The Aeronauts had a fantastic visual design. The film opened with a carnival that was grand in spectacle and brightly coloured. Its closer to how I envisioned the world of His Dark Materials than the TV series so far. It was a great showcase for Harper’s talents and it is easy to see him handling a big franchise like Harry Potter or Pirates of the Caribbean.

Redmayne and Jones have natural chemistry as exhibited in The Theory of Everything. On the ground James wants to be taken seriously by other scientists and despairs that Amelia performed like a circus act. This dynamic changed when they go up in the air because James wants to keep going higher and risk their lives so they could discover more, whilst Amelia was more cautious because of their experience.
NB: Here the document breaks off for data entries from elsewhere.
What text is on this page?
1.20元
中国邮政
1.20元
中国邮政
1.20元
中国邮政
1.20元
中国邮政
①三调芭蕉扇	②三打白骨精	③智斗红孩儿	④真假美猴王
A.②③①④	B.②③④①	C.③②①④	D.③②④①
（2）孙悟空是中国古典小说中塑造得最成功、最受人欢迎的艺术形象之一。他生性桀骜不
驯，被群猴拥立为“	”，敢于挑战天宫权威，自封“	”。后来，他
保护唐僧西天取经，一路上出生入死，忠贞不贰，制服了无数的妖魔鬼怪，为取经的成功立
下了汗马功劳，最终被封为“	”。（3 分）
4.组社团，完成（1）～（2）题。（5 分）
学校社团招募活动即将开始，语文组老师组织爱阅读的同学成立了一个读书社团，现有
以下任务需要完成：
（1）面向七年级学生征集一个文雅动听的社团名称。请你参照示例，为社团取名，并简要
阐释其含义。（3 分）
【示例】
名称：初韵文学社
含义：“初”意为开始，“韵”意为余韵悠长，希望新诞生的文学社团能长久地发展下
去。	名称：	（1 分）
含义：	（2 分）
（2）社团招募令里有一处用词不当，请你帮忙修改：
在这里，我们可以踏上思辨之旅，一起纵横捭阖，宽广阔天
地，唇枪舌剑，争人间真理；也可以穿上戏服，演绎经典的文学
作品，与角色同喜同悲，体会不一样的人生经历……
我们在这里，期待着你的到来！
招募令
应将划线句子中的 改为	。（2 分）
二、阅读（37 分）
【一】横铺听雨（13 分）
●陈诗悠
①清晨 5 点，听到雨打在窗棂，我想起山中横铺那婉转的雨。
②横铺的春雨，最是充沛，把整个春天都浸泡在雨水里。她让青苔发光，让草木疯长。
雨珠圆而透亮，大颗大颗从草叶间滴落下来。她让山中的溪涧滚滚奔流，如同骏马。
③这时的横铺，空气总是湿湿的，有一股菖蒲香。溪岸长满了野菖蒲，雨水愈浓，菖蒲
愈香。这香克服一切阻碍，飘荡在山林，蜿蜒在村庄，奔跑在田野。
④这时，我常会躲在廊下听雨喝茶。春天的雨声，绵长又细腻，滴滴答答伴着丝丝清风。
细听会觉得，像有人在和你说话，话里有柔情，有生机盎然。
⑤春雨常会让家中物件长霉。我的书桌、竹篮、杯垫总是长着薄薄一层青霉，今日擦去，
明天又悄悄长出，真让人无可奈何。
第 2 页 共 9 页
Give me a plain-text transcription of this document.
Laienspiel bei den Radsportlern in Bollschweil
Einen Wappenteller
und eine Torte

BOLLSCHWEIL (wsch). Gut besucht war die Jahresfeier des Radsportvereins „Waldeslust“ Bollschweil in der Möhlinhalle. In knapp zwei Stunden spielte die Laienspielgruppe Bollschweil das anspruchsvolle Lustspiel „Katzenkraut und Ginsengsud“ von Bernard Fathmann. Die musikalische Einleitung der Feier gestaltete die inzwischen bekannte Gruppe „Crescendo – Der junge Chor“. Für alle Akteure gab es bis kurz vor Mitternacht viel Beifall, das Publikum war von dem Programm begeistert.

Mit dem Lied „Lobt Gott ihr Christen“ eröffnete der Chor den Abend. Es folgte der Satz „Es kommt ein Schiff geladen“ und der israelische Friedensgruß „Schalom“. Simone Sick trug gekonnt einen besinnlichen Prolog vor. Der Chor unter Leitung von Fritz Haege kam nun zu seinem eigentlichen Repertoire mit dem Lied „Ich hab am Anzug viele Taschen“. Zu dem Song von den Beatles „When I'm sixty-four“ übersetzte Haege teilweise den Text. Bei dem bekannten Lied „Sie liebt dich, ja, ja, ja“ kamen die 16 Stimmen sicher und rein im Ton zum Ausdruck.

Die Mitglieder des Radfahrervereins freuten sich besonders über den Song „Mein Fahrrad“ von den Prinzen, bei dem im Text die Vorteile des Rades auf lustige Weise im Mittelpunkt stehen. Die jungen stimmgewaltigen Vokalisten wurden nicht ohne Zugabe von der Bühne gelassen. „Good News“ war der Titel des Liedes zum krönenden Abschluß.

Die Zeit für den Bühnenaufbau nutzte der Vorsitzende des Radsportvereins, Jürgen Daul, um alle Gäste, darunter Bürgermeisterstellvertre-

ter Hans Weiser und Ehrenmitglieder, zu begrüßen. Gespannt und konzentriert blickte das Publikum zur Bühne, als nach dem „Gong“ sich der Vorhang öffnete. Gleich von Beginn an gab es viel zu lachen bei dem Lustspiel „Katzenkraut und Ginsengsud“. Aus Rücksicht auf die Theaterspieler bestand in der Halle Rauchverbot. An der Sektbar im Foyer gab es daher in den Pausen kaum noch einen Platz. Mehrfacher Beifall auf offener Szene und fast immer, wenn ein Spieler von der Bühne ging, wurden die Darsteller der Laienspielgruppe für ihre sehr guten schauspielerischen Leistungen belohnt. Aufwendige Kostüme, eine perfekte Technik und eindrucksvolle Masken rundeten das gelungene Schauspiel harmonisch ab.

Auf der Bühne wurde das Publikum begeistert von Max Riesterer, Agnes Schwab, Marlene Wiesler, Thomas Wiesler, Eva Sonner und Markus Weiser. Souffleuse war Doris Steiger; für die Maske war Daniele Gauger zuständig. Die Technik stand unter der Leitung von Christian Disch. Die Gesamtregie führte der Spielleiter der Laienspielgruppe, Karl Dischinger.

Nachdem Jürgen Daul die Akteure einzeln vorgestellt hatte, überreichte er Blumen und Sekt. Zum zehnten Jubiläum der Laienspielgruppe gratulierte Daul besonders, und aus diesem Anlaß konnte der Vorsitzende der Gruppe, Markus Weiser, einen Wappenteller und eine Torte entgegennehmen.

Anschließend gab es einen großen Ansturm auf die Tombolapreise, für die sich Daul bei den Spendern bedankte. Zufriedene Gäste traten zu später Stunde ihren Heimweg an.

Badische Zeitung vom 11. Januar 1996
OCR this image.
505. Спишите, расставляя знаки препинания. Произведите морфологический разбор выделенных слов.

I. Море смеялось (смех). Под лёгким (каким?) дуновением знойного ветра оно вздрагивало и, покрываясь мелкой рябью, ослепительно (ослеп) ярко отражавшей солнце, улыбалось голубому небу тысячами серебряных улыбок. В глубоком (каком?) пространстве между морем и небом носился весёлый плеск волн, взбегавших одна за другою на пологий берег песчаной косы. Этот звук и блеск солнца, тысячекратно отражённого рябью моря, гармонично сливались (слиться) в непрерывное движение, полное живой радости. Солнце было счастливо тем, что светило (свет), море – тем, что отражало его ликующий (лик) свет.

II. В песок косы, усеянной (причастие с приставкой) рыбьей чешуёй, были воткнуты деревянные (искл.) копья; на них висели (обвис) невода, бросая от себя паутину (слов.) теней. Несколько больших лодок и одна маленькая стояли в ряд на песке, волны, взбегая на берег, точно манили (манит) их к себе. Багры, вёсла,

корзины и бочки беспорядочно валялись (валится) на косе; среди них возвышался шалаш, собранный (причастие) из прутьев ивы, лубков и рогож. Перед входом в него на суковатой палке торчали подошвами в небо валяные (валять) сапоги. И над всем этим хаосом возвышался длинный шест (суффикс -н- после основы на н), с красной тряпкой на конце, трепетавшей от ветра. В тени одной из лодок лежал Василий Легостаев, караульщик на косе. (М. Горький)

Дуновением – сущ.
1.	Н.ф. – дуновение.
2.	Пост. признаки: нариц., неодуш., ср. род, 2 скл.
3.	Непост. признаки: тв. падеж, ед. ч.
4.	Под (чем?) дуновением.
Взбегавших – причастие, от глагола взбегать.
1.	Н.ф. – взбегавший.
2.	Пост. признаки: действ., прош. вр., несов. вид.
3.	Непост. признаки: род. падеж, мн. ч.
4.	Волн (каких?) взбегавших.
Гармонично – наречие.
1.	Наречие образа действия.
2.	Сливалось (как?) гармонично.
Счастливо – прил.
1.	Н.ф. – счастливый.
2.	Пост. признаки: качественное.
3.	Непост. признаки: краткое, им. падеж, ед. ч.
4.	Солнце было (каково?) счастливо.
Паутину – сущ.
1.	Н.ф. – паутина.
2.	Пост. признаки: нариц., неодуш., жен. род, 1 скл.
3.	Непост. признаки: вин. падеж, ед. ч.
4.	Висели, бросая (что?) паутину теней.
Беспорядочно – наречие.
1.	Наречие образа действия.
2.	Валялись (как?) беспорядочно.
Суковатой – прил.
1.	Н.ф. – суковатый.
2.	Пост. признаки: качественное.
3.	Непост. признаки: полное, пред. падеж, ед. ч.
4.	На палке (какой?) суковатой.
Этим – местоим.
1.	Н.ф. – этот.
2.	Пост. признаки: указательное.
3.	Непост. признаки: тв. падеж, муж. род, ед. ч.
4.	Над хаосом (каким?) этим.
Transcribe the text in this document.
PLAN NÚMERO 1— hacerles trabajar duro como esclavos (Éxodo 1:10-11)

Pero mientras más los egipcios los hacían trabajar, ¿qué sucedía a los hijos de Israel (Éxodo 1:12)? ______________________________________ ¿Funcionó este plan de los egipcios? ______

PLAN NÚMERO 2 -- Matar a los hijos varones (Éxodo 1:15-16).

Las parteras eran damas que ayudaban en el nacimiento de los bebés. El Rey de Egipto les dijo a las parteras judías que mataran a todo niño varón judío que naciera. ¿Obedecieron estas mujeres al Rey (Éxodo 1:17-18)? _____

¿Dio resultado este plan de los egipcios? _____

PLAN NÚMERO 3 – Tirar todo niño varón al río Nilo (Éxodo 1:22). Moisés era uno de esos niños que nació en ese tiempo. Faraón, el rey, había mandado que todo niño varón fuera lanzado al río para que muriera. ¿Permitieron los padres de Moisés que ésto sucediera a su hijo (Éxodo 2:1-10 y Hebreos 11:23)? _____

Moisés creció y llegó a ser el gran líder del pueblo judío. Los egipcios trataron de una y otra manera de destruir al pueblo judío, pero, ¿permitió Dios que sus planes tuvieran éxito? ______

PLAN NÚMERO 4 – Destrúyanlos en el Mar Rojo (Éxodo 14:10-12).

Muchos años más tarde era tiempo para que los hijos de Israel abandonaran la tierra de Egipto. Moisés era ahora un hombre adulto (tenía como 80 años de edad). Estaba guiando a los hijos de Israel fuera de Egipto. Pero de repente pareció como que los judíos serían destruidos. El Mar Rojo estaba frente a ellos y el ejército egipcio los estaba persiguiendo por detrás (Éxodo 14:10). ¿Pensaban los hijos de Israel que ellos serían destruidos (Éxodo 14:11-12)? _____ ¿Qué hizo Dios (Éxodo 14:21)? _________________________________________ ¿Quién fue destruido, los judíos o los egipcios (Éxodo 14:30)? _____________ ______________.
The Aeronauts was a relatively short film. The runtime was only 101 minutes. Yet the film still felt stretched. The balloon ride only lasts around 90 minutes so Throne extends the film out with some subplots. The storyline with Amelia suffering her grief and having doubts about going up in the air was a logical one, but James’ subplot where his dad suffers from Alzheimer’s felt like padding. And the film could have easily have expanded by looking at how the pair got funding, prepared for the flight, and looked at James and Amelia’s strange relationship.

It is refreshing to see a big special effects film that isn’t a superhero or action film. The Aeronauts acts out an old-fashioned adventure due to the type of story and the setting. It’s just a shame the script was so thin.

  • Directing
  • Writing
  • Acting
  • Special Effects
3.9

Summary

Visually dazzling but the story was thin.